Vers les trois heures de l’après-midi, ce jour-là, Joël vint trouver les trois jeunes filles, qui étaient à causer sur l’avant-pont, et leur demanda de monter à son atelier ; il avait quelque chose à leur montrer, un travail qu’il venait de terminer. Ce quelque chose, c’était la croix qu’on devait planter sur la fosse du petit Harl, l’enfant de Koulina. La croix était toute blanche. Sur les bras de la croix, Alexandre Lhorians avait dessiné, en lettres gothiques, le nom du petit Sauvage, ainsi que son âge : Harl. 6 ans et 7 mois.

— Ce sera joli, Joël, dit Nilka, et Koulina va être bien contente. Pauvre femme ! A-t-elle vu cette croix ?

— Oui, Mlle Nilka ; je la lui ai montrée, ce matin. Elle a beaucoup pleuré mais elle est très reconnaissante de ce que nous faisons pour elle, et pour son petit Harl.

— Quand la croix sera-t-elle plantée sur la fosse, Joël ? demanda Ève.

— J’avais pensé à demain, Mlle Laroche… si Mlle Nilka n’y voit pas d’objections, s’entend. Nous pourrions partir d’ici vers les dix heures, demain avant-midi, dîner dans le bois, puis nous rendre chez M. Brisant, car Mme Brisant aimera à nous accompagner à la fosse. Nous pourrions être de retour vers cinq heures demain soir.

— Père ne voudra pas venir, dit Nilka.

— Je le sais bien, Mlle Nilka… et nous ne pouvons pas le laisser seul sur L’Épave… Koulina viendra avec nous, nécessairement… Il faudra arranger cela…

— Je resterai ici, Joël.

— Pas du tout, Nilka ! s’écria Leona.

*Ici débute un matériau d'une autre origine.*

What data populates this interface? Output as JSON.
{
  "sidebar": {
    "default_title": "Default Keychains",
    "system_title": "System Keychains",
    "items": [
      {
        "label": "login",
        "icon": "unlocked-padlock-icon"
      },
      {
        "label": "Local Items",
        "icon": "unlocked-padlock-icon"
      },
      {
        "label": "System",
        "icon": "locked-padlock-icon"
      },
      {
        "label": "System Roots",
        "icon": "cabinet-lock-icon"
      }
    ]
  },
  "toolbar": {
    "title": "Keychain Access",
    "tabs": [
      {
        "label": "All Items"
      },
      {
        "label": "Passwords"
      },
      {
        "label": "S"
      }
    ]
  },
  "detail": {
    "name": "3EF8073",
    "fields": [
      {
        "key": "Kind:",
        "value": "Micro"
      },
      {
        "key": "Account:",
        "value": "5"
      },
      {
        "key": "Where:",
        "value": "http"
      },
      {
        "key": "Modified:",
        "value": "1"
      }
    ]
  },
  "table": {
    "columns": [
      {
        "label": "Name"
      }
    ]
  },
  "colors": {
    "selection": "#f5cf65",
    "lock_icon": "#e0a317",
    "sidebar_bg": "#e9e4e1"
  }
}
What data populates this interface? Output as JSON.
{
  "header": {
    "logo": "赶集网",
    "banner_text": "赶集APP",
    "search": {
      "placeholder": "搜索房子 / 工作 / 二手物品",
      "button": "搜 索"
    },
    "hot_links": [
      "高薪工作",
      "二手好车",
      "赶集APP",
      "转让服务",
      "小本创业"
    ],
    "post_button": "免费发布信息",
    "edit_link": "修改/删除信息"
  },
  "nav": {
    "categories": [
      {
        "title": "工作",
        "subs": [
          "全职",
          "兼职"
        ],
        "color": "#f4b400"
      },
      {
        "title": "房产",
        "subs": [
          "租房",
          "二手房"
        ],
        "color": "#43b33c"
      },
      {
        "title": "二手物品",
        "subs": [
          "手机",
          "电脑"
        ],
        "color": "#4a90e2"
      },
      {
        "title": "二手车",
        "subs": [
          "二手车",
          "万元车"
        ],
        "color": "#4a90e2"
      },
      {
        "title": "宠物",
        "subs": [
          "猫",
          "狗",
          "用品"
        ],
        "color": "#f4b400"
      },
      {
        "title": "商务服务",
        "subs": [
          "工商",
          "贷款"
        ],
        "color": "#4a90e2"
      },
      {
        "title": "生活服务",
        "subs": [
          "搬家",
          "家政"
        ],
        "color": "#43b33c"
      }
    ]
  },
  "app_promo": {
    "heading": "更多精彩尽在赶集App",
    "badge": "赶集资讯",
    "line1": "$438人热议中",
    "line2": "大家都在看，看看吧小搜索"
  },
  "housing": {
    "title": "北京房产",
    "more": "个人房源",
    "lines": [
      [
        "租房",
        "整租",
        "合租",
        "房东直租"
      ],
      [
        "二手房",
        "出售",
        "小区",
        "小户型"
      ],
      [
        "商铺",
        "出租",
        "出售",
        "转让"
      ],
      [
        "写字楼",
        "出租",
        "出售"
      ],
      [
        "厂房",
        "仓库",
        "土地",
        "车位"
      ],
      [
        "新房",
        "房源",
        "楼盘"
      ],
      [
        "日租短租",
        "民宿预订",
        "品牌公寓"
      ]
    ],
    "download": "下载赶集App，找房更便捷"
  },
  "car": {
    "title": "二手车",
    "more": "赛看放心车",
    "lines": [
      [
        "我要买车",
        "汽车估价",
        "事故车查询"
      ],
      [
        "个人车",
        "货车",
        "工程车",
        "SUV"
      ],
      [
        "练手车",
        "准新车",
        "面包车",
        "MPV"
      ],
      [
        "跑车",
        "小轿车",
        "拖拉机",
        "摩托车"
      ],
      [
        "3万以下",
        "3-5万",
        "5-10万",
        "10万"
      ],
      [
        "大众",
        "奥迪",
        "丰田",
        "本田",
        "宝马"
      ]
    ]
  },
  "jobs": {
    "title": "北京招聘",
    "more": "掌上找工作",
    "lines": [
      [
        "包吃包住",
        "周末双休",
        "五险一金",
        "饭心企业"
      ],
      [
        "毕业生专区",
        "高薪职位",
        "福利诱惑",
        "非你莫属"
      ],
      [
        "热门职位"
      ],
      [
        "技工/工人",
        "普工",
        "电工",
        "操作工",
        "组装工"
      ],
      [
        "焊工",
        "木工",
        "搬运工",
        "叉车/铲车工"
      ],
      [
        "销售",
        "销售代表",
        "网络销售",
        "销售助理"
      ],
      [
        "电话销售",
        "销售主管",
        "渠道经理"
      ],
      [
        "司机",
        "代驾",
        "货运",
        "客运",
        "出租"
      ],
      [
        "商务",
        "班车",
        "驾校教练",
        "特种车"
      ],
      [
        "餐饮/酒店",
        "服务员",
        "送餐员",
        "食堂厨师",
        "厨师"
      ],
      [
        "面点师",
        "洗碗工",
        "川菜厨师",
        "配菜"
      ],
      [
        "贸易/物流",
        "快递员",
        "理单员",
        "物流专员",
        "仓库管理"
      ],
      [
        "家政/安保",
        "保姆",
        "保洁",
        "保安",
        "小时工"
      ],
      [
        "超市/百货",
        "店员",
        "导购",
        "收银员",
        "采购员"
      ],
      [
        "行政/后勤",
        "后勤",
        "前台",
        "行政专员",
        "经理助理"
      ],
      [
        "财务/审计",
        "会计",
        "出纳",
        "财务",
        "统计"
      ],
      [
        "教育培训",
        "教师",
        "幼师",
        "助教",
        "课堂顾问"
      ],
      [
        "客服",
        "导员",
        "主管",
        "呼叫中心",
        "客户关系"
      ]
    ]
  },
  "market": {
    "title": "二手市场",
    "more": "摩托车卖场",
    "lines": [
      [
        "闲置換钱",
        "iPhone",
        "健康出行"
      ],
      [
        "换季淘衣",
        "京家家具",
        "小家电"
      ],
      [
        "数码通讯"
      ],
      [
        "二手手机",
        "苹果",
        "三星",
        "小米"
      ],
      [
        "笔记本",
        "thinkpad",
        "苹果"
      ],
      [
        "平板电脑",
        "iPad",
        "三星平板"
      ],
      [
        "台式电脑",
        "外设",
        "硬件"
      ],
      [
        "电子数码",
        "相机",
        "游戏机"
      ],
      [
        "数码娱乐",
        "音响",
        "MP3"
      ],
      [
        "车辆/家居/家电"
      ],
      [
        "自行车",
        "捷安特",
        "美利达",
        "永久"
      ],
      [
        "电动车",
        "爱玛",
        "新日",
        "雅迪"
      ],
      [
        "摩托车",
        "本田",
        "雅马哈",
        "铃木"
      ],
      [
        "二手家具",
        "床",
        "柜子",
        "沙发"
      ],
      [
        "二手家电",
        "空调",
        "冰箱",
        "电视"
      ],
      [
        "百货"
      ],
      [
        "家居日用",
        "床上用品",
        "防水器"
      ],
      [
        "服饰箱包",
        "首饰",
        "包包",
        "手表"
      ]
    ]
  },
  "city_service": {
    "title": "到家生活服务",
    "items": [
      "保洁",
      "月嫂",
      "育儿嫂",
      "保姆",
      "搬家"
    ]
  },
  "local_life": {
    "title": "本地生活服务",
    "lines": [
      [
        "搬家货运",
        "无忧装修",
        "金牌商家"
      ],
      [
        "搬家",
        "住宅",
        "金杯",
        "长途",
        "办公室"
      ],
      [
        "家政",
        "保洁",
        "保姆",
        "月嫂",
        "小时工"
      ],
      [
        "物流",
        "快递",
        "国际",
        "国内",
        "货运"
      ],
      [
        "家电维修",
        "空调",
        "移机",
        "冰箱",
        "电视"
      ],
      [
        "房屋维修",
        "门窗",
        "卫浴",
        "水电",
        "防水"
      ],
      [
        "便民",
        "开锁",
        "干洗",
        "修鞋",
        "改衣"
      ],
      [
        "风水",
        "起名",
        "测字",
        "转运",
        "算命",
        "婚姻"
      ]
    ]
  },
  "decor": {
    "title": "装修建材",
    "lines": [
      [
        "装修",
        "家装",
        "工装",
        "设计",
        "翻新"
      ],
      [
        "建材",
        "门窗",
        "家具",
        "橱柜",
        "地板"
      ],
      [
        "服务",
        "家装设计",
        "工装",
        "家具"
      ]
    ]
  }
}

Moi, vous savez, je ne tiens nullement à aller à terre, tandis que vous, vous aimerez à y retourner. Je resterai ici demain ; d’ailleurs, je le préfère de beaucoup. Je suis à lire un récit d’aventures, dans les régions hyperboréennes. Cette littérature m’intéresse tellement que je ne pourrais me décider à y renoncer, pour toute une journée !

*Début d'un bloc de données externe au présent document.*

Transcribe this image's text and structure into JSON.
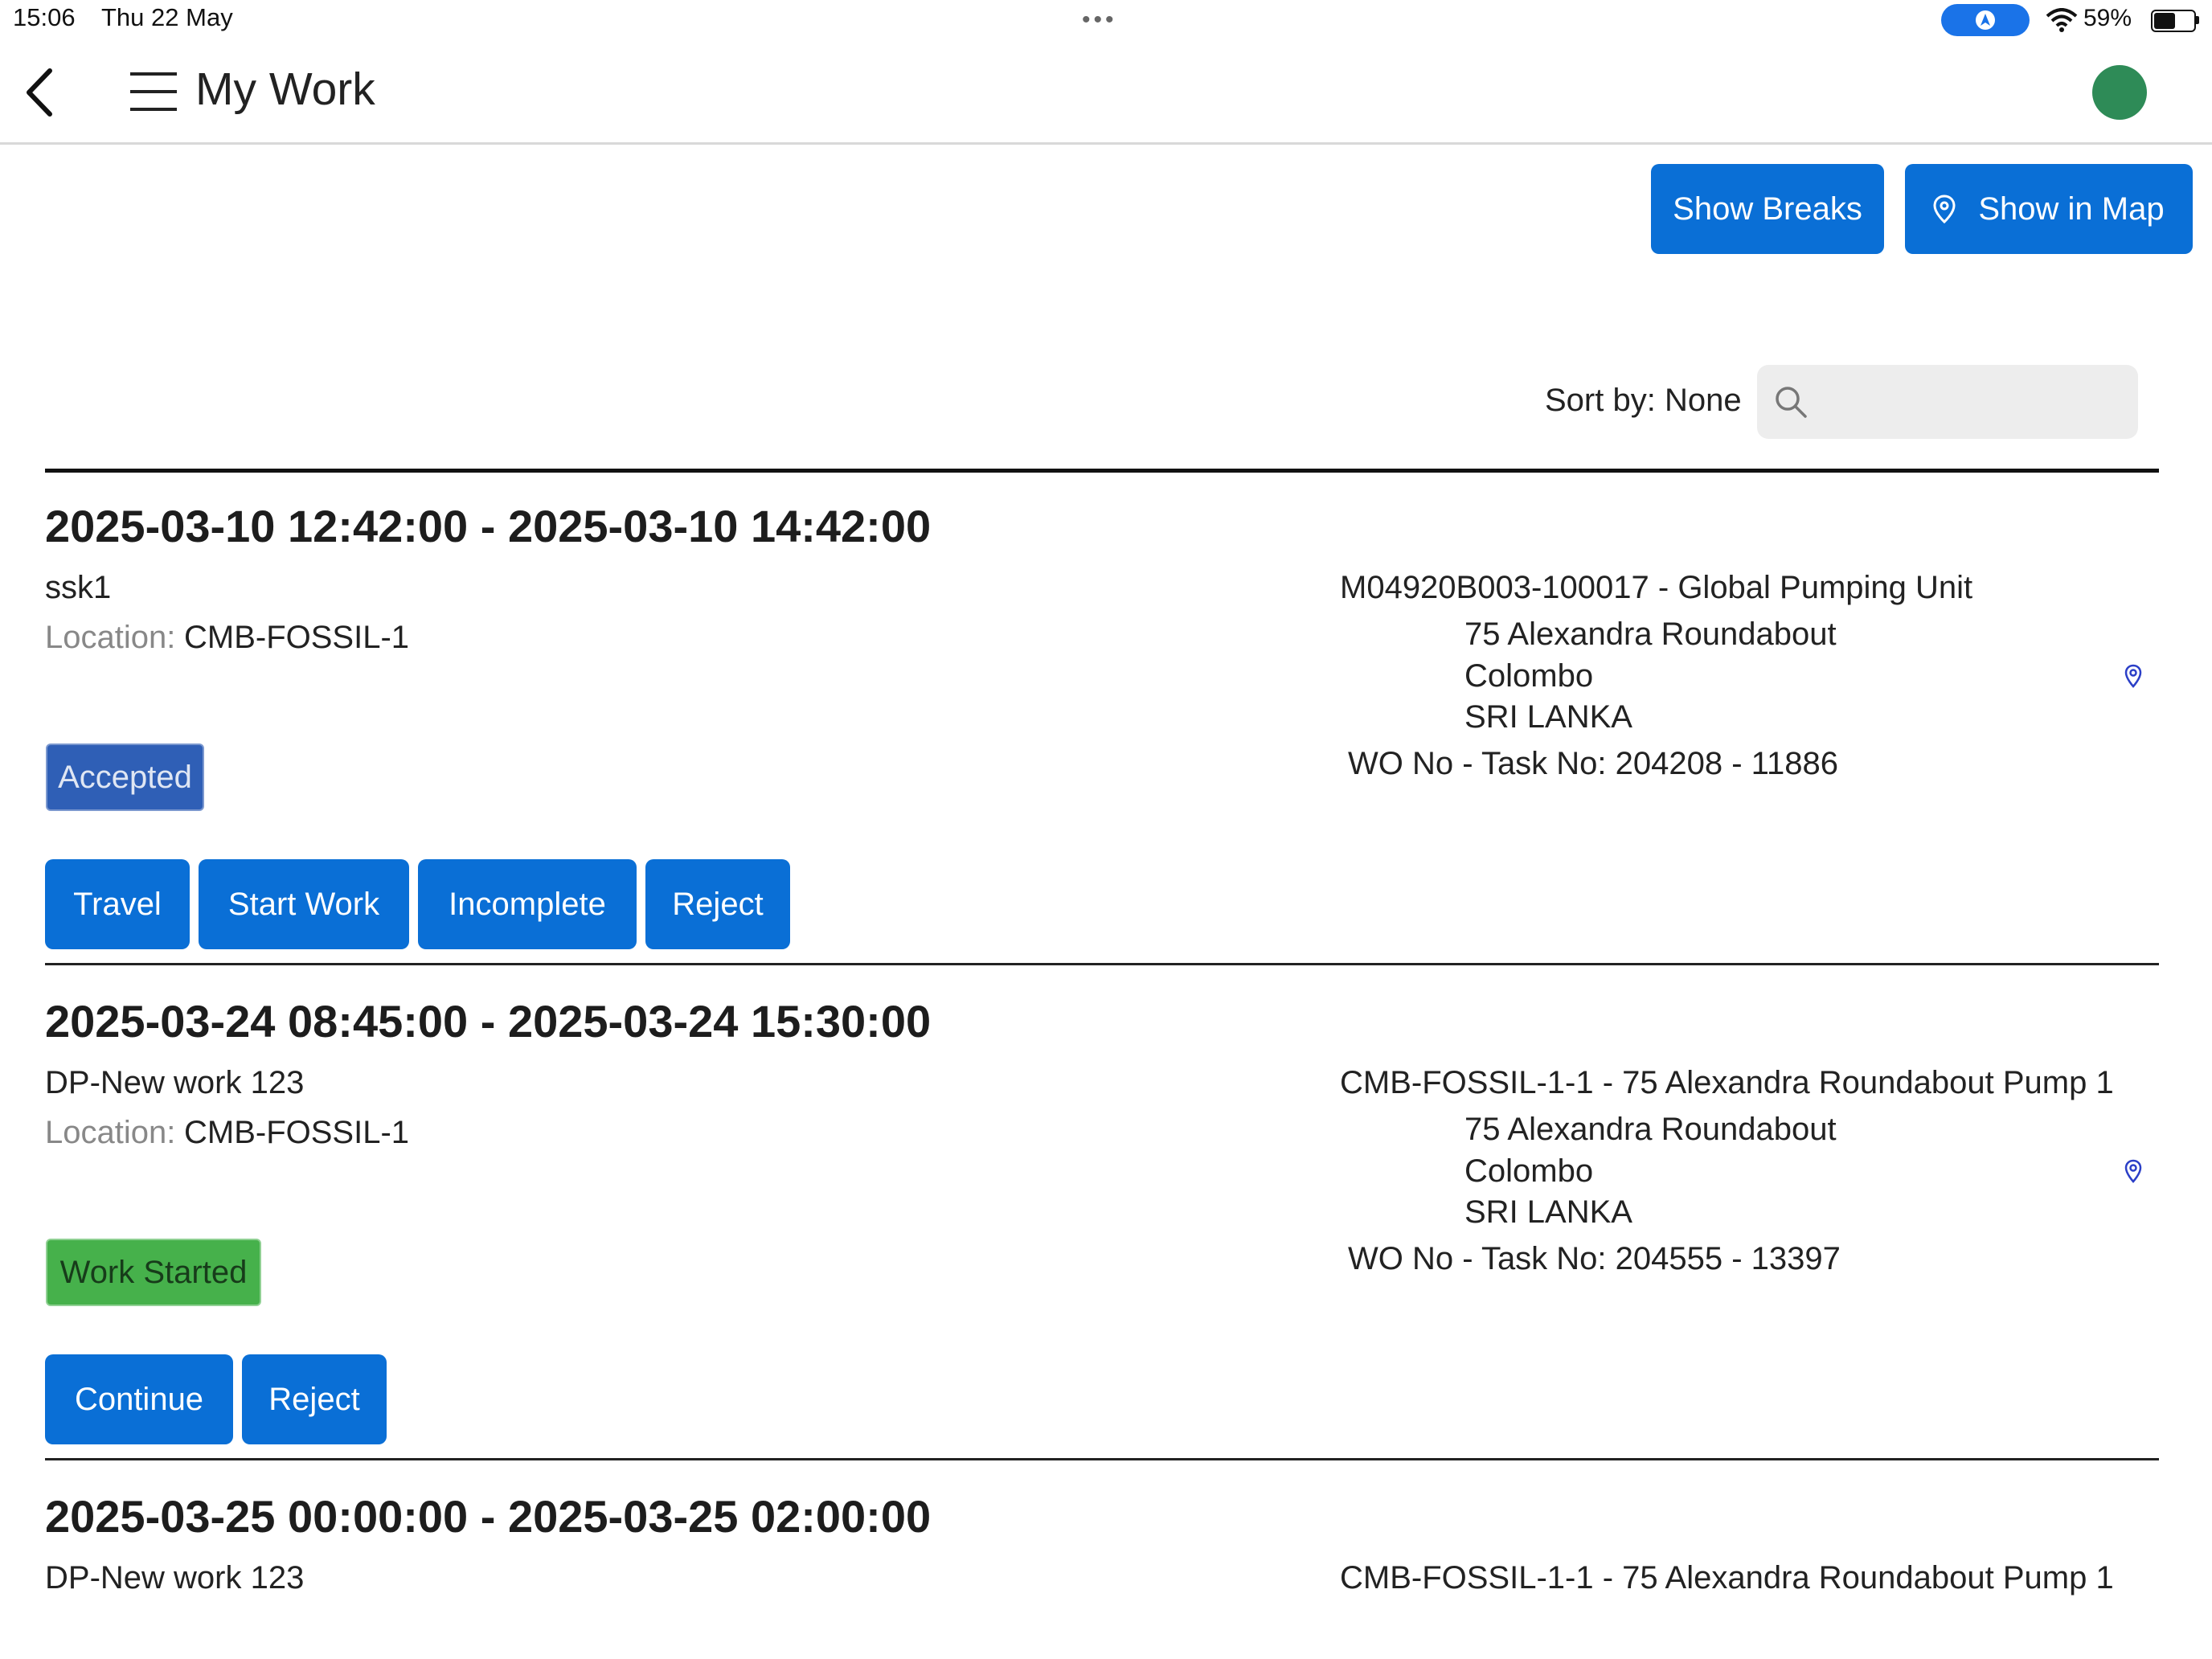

Dix heures sonnaient donc, le lendemain matin lorsqu’ils partirent pour le Roc Harl. Dans le fond d’une des chaloupes de L’Épave, que conduisait Joël, la croix avait été déposée. L’autre chaloupe, « L’Oiseau Bleu », était conduite par Koulina ; en face d’elle étaient Nilka et Ève. La Sauvagesse maniait les avirons « comme un seul homme » pour parler comme Joël, et huit milles, quatre pour l’aller, quatre pour le retour, ne lui pèseraient guère aux bras ; elle en avait vu bien d’autres.

Le lac St-Jean était uni comme un miroir ; pas un souffle de brise n’en ridait la surface. On fut vite rendu à destination.